Firearms, including automatic weapons and gun collections, that are to be passed down to beneficiaries require special consideration and creating a revocable living gun trust may help avoid unintended consequences in the future. A gun trust is a way to legally provide for the disposition of guns to intended beneficiaries while complying with the National Firearms Act (NFA) and any applicable state laws.

What Is a Revocable Gun Trust?

When a revocable gun trust is established, the owner of the gun collection retains ownership and control of that collection during his lifetime. He states how the guns will be passed down to the intended beneficiaries. The gun owner appoints a successor trustee along with designating lifetime and remainder beneficiaries. He is free to make any changes or revoke the trust at any time.
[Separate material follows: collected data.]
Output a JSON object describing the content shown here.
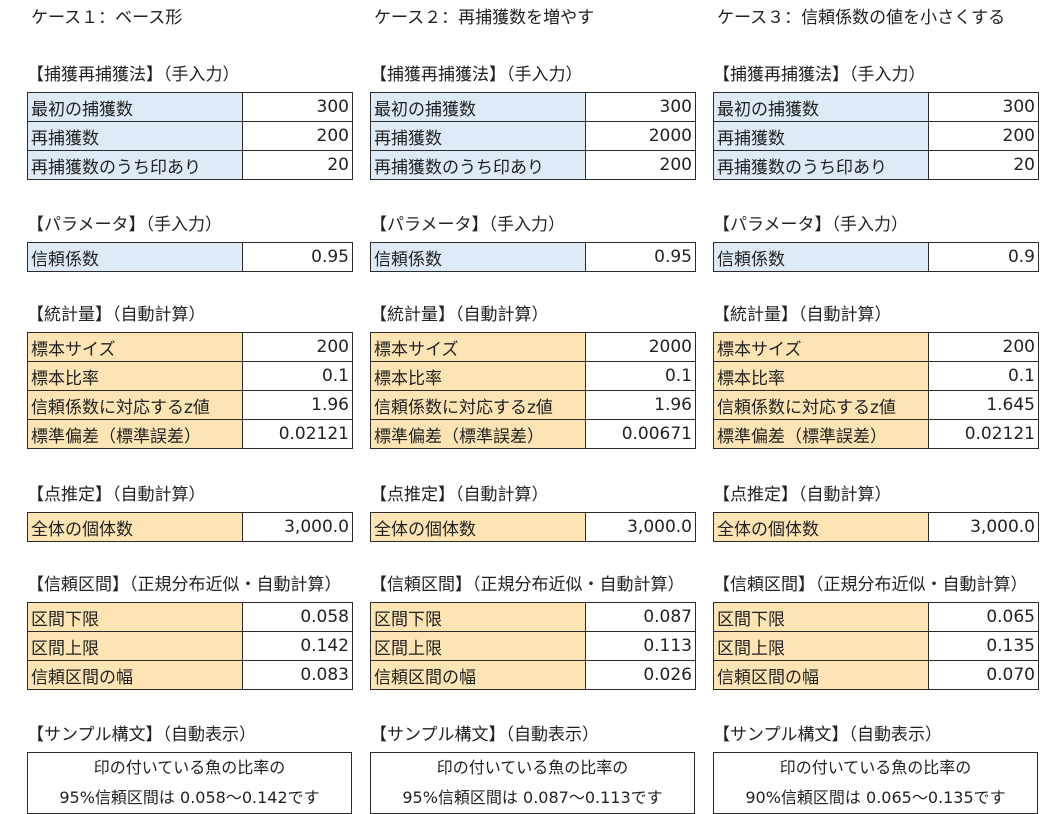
{
  "cases": [
    {
      "title": "ケース１：ベース形",
      "capture_title": "【捕獲再捕獲法】（手入力）",
      "capture": [
        [
          "最初の捕獲数",
          "300"
        ],
        [
          "再捕獲数",
          "200"
        ],
        [
          "再捕獲数のうち印あり",
          "20"
        ]
      ],
      "param_title": "【パラメータ】（手入力）",
      "param": [
        [
          "信頼係数",
          "0.95"
        ]
      ],
      "stats_title": "【統計量】（自動計算）",
      "stats": [
        [
          "標本サイズ",
          "200"
        ],
        [
          "標本比率",
          "0.1"
        ],
        [
          "信頼係数に対応するz値",
          "1.96"
        ],
        [
          "標準偏差（標準誤差）",
          "0.02121"
        ]
      ],
      "point_title": "【点推定】（自動計算）",
      "point": [
        [
          "全体の個体数",
          "3,000.0"
        ]
      ],
      "ci_title": "【信頼区間】（正規分布近似・自動計算）",
      "ci": [
        [
          "区間下限",
          "0.058"
        ],
        [
          "区間上限",
          "0.142"
        ],
        [
          "信頼区間の幅",
          "0.083"
        ]
      ],
      "sample_title": "【サンプル構文】（自動表示）",
      "sample_line1": "印の付いている魚の比率の",
      "sample_line2": "95%信頼区間は 0.058〜0.142です"
    },
    {
      "title": "ケース２：再捕獲数を増やす",
      "capture_title": "【捕獲再捕獲法】（手入力）",
      "capture": [
        [
          "最初の捕獲数",
          "300"
        ],
        [
          "再捕獲数",
          "2000"
        ],
        [
          "再捕獲数のうち印あり",
          "200"
        ]
      ],
      "param_title": "【パラメータ】（手入力）",
      "param": [
        [
          "信頼係数",
          "0.95"
        ]
      ],
      "stats_title": "【統計量】（自動計算）",
      "stats": [
        [
          "標本サイズ",
          "2000"
        ],
        [
          "標本比率",
          "0.1"
        ],
        [
          "信頼係数に対応するz値",
          "1.96"
        ],
        [
          "標準偏差（標準誤差）",
          "0.00671"
        ]
      ],
      "point_title": "【点推定】（自動計算）",
      "point": [
        [
          "全体の個体数",
          "3,000.0"
        ]
      ],
      "ci_title": "【信頼区間】（正規分布近似・自動計算）",
      "ci": [
        [
          "区間下限",
          "0.087"
        ],
        [
          "区間上限",
          "0.113"
        ],
        [
          "信頼区間の幅",
          "0.026"
        ]
      ],
      "sample_title": "【サンプル構文】（自動表示）",
      "sample_line1": "印の付いている魚の比率の",
      "sample_line2": "95%信頼区間は 0.087〜0.113です"
    },
    {
      "title": "ケース３：信頼係数の値を小さくする",
      "capture_title": "【捕獲再捕獲法】（手入力）",
      "capture": [
        [
          "最初の捕獲数",
          "300"
        ],
        [
          "再捕獲数",
          "200"
        ],
        [
          "再捕獲数のうち印あり",
          "20"
        ]
      ],
      "param_title": "【パラメータ】（手入力）",
      "param": [
        [
          "信頼係数",
          "0.9"
        ]
      ],
      "stats_title": "【統計量】（自動計算）",
      "stats": [
        [
          "標本サイズ",
          "200"
        ],
        [
          "標本比率",
          "0.1"
        ],
        [
          "信頼係数に対応するz値",
          "1.645"
        ],
        [
          "標準偏差（標準誤差）",
          "0.02121"
        ]
      ],
      "point_title": "【点推定】（自動計算）",
      "point": [
        [
          "全体の個体数",
          "3,000.0"
        ]
      ],
      "ci_title": "【信頼区間】（正規分布近似・自動計算）",
      "ci": [
        [
          "区間下限",
          "0.065"
        ],
        [
          "区間上限",
          "0.135"
        ],
        [
          "信頼区間の幅",
          "0.070"
        ]
      ],
      "sample_title": "【サンプル構文】（自動表示）",
      "sample_line1": "印の付いている魚の比率の",
      "sample_line2": "90%信頼区間は 0.065〜0.135です"
    }
  ],
  "colors": {
    "input_label_bg": "#deebf6",
    "calc_label_bg": "#fce4b4",
    "border": "#2b2b2b"
  }
}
Similar to how a living trust states how to distribute property upon the owner’s death, a gun trust provides detailed directions on how guns should be dispersed when the owner dies. Transferring firearms can be challenging, especially with weapons that fall under Title II of the NFA like automatic weapons, short-barreled rifles, and shotguns. These items must have a federal tax stamp and be approved by a local Chief Law Enforcement Officer (CLEO). But when a revocable gun trust has been established, the transfer application is sent directly to the ATF, bypassing the local CLEO, which expedites the transfer process.

A revocable gun trust makes it easier for beneficiaries to transport or handle the guns. Without a trust, the registered owner would need to be present for this, making it difficult if he or she were deceased. With the trust, the gun owner is protecting his or her beneficiaries from violating the NFA. Violations could result in prison time, steep fines and forfeiting the right to have firearms in the future.

Best Practice for Creating a Gun Trust

Gun dealers can provide gun owners with trust forms. However, most are standard living trust forms. They do not specifically address firearms ownership nor the legalities that improper transfer of ownership could cause. When transfers violate the National Firearms Act, the Trustee in charge of the disposition of property could be technically committing a felony. Creating a “Gun Trust” that complies with the Act is best left to a trust attorney to keep transfers legal.